PRESS RELEASE
A recent book of the photographs of Robert Mapplethorpe is titled Perfection in Form. This title might also accurately describe the exhibition of Mapplethorpe’s photographs, Blossoming, that opens at the Texas Gallery on March 10, 2011. Curated by writer and art historian, Klaus Kertess, the selection emphasizes the perfection that was Mapplethorpe’s goal for all of his work. A classicist of the medium Mapplethorpe exploited the blacks, greys and whites that can only be achieved in the traditional gelatin silver photograph. He also was a classicist in matters of composition, balancing lights and darks, voids and solids, and the architectural with the natural; paying attention to the most minute alignments and symmetry of the subject matter, both in the camera and the darkroom. The exhibition covers twelve years of Mapplethorpe’s mature work from 1976 -1988 and contains some of the most recognizable images from that period. Kertess’ selection emphasizes the stylistic rigor of many of Mapplethorpe’s images - from centered vertical images to cruciforms to horizontal landscape layers. By his selection, Kertess makes us look at the works with a more critical and structural eye than just seeing the sensational or the popular. The title Blossoming is also a reflection on the poetic and romantic aspects of the work and is a natural reference for an artist who illustrated a book of Rimbaud’s poetry and whose formative years in New York were spent in the company of the poet and rocker, Patti Smith. In his photographs Robert Mapplethorpe always found the beauty in his subjects whether it was in portraits, sexual imagery, or the sensuousness of flowers.

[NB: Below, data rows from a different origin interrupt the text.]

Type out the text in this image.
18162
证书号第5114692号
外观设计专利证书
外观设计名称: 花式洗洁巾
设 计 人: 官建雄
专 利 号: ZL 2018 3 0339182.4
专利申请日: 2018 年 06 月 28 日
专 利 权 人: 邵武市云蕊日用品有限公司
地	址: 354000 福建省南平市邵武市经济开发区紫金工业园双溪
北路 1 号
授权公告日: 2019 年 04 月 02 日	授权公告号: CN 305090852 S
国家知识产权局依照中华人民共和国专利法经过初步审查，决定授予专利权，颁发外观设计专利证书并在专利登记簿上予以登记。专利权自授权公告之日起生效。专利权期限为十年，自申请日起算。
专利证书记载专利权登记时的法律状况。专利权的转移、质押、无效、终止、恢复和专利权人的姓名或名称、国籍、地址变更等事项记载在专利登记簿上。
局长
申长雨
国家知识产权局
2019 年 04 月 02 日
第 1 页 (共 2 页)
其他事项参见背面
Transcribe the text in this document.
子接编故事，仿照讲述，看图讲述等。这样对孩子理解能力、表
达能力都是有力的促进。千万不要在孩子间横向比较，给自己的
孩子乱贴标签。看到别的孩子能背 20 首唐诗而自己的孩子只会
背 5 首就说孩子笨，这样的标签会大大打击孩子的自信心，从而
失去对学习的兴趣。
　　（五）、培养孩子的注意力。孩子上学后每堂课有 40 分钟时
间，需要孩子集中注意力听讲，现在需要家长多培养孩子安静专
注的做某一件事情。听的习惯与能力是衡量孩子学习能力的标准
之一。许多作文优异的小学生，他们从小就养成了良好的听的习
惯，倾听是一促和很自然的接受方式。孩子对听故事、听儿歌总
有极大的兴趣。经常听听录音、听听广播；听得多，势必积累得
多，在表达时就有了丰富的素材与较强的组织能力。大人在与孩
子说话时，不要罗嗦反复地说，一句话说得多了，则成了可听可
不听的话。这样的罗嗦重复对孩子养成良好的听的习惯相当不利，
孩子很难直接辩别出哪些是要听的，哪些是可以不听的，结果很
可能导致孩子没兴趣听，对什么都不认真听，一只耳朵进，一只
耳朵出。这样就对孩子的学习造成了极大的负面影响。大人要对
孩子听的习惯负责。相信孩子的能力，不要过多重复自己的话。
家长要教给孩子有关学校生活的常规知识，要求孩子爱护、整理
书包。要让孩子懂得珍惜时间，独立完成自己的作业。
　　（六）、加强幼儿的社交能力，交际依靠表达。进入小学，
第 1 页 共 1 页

Robert Mapplethorpe’s work has been seen in numerous gallery and museum exhibitions worldwide. His work has also been the subject of a number of catalogues and monographs, including most recently, Perfection In Form (2009), Mapplethorpe (2007), Mapplethorpe: Polaroids (2007) and Mapplethorpe The Complete Flowers (2006). Texas Gallery held numerous exhibitions of the work of Robert Mapplethorpe while he was alive, beginning with “Photos and Photo-Constructions” in 1979. This is the gallery’s first posthumous exhibition since the artist’s death in 1989. We are grateful to our friend Klaus Kertess,who first exhibited Mapplethorpe’s Polaroids at his Bykert Gallery in New York in 1974, for selecting such a beautiful and profound exhibition. We are also grateful for the generous cooperation of the Robert Mapplethorpe Foundation and the Sean Kelly Gallery, New York. Our special thanks go to Monica Eulitz and Michael Stout at the Foundation and all at the Sean Kelly Gallery.